Take, as an example, the “proof” to evolution of "vestigial" organs found in animals. This proof is based on the assumption that the scientists already have uncovered sufficient knowledge of science such that if they cannot find a reason for an organ, the reason does not exist. Not only has this assumption not been proven, it has been disproven in the past. Whale fins (and other organs) were once upon a time served up as evidence of vestigial limbs by scientists only later to discover that they indeed did not realize that they have in fact an important purpose.

That is a far, far, far cry from the touch-and-taste first-hand sensory intuitive proof that Rav Saadiah mentioned.

So Rav Saadiah’s statement clearly does not apply here. On the contrary - from the narrow scope of Rav Sadiah's flexibility, it indicates clearly that anything outside of the scope of black and white logic and intuition can not be used to reinterpret a posuk.

In addition, Rav Saadiah never said that your senses are the only factor involved in assessing the acceptability of your interpretation. Rav Saadiah was a gaon, and he was talking about interpreting the Torah in an acceptable, reasonable manner, using all the yegiah and ameilus that one uses to interpret any difficult passage. He is saying that your senses can be invoked to determine correct pshat in the Torah but he did not say that satisfying your senses is the only requirement for an acceptable pshat. Rav Saadiah did not say that you can interpret the Torah - allegorically or literally - in a way that contradicts our Torah shebal peh, Mesorah, or the Halachah, for instance, just because you cannot think of a pshat that agrees with the Mesorah. So even if theoretically something in the Torah would go against our senses, we would have to interpret the Torah according to the halachic and hashkafic due process. If we are unable to think of a pshat that squares with torah shebal peh, then we simply do not know the pshat. Not a big deal. There are a lot of difficult passages in the Torah. And as Rav Chaim Brisker said: "It is better to remain with a good question than to give a bad answer."

So even if someone had seen Hashem create the world with the mammals first and fish later, which is what he would have to do to meet Rav Saadiah’s criteria, he would still not be entitled to answer by saying the Torah “doesn’t really mean it.” He would have to say "I don’t know what the Torah means here."

Plus, Rav Saadiah said not only that you may reinterpret a posuk if it contradicts simple logic and intuition, which is not justification for reinterpreting the Torah here, Rav Sadiah also says that license to reinterpret comes if the posuk seems to contradict rabbinic tradition.

So avoiding an absolute logical and intuitive impossibility is one reason to reinterpret, but contradicting rabbinic tradition is another.

So even if you have a posuk that meets Rav Sadiah’s criterion of being against basic logic and sensory facts, by reinterpreting it in a way that contradicts rabbinic tradition you have not followed Rav Sadiah. All you have done is traded one impossibility for another, which is not what Rav Saddiah is allowing.

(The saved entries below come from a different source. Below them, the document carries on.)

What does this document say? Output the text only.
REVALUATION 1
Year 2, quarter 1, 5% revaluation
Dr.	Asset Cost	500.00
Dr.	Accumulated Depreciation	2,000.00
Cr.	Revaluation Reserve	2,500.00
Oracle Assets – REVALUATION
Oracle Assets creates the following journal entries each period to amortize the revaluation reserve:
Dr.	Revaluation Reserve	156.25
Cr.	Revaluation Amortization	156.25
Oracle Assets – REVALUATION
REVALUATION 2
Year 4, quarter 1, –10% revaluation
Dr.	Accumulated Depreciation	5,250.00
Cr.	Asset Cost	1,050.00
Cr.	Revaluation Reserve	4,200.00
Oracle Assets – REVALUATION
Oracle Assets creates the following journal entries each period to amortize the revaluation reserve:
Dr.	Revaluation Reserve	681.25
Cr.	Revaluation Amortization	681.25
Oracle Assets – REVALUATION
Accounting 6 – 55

To fulfill Rav Sadiah, you’d have to reinterpret the posuk in a way that squares with Rabbinic tradition. If you can’t, then you simply must say "I don’t know."

To take scientific evidence and theories – which is NOT within the scope of Rav Saadiah's criteria –and reinterpreted pesukim to make them contradict Rabbinic tradition, is not only outside of the scope of what Rav Sadiah said was permitted, but, according to Rav Sadiah’s statement, it is making things much worse than they were before.